Noch bis kurz vor den Playoffs variierte er die Startformation und die Spielzeit für den Einzelnen, was etwa Shawn Marion oder Peja Stojakovic spürbar verunsicherten. Doch pünktlich fand er die perfekte Mixtur, um der Mannschaft Stabilität zu verleihen, ohne für den Gegner berechenbarer zu sein. Oklahoma Citys Trainer Scott Brooks, wie Chicagos Thibodeau ein Medienliebling und dessen Vorgänger als Coach of the Year, fand auf Dallas' potente Bank keine Antwort.
"Ich bin nicht einmal müde. Der Coach macht in den Playoffs einen guten Job, wann er wen vom Platz holt. Er weiß immer genau, wann der richtige Zeitpunkt gekommen ist", sagt Marion, der noch vor kurzem öffentlich Carlisles Wechselstrategie bemängelt hatte.
General Manager Donnie Nelson ergänzt: "Einen solch tiefen Kader zu haben, kann ein Segen, aber auch ein Fluch sein. Er hat nun die richtigen Knöpfe gefunden."
Carlisle im exklusiven Klub
Am bezeichnendsten für Carlisles Coaching-Stil ist jedoch die Defense. Womöglich ist sie die beste, die die Mavs je gespielt haben. Entsprechend seines Charakters fordert er von seinen Spielern Konsequenz und das Beherrschen der fundamentalen Taktiken. Kein Team kann derart variabel zwischen Mann- und Zonenverteidigung wechseln. Und kein Team ist nach einem Timeout so gut auf den gegnerischen Spielzug vorbereitet.
Bei aller berechtigten Kritik in der vergangenen Zeit: Der Erfolg spricht für Carlisle.

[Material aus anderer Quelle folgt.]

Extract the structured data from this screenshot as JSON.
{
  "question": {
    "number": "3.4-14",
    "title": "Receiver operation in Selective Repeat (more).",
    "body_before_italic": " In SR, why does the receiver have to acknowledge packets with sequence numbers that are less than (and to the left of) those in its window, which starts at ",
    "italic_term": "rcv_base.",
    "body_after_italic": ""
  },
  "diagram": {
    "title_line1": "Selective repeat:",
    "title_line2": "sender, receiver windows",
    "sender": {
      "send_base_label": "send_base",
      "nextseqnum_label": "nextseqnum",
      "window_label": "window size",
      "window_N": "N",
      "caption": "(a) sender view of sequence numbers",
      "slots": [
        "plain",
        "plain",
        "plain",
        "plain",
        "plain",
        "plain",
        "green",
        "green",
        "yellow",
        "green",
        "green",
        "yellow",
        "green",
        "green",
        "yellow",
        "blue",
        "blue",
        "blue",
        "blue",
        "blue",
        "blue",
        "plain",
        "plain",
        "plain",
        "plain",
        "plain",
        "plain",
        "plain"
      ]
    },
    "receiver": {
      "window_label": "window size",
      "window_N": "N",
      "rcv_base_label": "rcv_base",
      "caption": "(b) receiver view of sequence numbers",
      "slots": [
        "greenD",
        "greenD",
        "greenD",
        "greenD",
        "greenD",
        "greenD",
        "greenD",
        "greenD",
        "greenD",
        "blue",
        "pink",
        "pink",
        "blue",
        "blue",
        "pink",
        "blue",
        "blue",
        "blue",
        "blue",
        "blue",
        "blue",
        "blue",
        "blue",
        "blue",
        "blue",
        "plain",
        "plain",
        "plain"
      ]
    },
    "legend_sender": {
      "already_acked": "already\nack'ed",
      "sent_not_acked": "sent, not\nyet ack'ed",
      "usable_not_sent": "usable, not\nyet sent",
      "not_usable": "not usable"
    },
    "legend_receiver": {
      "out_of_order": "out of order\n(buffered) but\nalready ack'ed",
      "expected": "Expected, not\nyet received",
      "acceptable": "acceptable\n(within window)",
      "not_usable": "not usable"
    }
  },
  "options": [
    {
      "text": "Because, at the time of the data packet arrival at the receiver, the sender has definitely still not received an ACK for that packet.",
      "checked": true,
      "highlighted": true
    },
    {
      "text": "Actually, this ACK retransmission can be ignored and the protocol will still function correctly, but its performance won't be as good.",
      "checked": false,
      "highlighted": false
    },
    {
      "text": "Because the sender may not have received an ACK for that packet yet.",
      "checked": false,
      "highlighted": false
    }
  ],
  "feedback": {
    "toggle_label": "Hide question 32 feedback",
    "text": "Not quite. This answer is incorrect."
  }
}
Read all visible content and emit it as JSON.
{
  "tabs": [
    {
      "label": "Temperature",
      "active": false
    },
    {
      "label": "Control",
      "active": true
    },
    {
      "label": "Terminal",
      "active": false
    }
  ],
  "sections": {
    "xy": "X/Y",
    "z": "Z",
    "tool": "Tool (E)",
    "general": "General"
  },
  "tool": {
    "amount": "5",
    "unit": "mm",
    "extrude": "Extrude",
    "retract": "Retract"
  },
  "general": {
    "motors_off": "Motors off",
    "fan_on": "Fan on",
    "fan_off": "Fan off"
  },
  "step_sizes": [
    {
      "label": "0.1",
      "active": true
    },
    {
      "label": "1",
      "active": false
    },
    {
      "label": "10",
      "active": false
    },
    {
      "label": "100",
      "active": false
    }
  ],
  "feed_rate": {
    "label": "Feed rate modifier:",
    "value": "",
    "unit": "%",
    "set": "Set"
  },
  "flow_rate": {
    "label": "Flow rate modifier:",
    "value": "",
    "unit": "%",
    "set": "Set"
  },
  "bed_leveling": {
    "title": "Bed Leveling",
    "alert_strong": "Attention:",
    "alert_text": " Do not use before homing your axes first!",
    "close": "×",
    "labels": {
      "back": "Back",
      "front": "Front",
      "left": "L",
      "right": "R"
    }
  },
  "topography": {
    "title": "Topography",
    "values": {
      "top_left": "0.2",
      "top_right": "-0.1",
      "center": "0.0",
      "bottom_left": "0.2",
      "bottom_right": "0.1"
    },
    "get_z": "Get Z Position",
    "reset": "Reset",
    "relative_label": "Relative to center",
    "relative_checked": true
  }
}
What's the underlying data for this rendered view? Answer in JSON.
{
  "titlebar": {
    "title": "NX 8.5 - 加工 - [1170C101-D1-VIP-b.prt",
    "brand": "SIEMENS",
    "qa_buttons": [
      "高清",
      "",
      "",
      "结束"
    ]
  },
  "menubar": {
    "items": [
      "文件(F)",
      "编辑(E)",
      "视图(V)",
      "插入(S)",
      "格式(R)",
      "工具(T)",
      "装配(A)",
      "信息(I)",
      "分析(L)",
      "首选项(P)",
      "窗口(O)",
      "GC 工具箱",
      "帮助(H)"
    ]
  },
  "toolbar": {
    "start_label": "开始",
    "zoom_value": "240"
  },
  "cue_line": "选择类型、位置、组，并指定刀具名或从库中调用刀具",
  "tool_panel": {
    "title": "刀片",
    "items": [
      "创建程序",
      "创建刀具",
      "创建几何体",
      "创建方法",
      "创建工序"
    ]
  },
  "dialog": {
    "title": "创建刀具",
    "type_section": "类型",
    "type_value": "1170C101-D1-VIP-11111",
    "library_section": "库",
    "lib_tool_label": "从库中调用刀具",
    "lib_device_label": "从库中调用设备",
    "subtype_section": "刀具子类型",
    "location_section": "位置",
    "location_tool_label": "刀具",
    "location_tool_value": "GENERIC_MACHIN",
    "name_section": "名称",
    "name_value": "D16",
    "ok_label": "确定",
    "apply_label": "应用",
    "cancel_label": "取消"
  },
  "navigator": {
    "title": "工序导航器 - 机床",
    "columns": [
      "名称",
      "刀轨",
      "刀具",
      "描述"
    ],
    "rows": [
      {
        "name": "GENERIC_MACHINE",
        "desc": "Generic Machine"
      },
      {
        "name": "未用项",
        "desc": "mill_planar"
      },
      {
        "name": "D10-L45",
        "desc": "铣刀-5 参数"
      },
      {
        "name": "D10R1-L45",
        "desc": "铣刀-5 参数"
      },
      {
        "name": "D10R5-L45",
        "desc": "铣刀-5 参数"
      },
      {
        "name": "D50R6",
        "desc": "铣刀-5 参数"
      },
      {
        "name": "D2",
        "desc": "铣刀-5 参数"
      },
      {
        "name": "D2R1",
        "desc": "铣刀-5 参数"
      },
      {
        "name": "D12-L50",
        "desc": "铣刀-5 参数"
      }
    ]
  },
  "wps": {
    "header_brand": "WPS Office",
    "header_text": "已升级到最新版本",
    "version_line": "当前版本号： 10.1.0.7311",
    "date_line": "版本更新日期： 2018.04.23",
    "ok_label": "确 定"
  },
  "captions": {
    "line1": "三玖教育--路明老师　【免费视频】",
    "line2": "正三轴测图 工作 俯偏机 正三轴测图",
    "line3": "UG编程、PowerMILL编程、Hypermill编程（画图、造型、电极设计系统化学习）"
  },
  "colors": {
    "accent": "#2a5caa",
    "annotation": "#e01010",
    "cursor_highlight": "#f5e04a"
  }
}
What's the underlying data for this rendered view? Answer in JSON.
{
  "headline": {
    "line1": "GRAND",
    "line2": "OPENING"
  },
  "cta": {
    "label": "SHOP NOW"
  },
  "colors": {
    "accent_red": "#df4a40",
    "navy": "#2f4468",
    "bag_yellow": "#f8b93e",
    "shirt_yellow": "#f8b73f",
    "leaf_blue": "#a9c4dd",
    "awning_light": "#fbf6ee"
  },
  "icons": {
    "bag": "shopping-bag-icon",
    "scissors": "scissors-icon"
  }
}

Erst als sechster Coach der NBA-Historie ist es ihm gelungen, mit drei verschiedenen Mannschaften ein Conference Finale zu erreichen. Doch das sei nur ein uninteressanter Randaspekt.
Carlisle in seinem typisch-ernsten Duktus: "Erst, wenn wir die Meisterschaft gewonnen haben, ist die Zeit zum Ausflippen gekommen."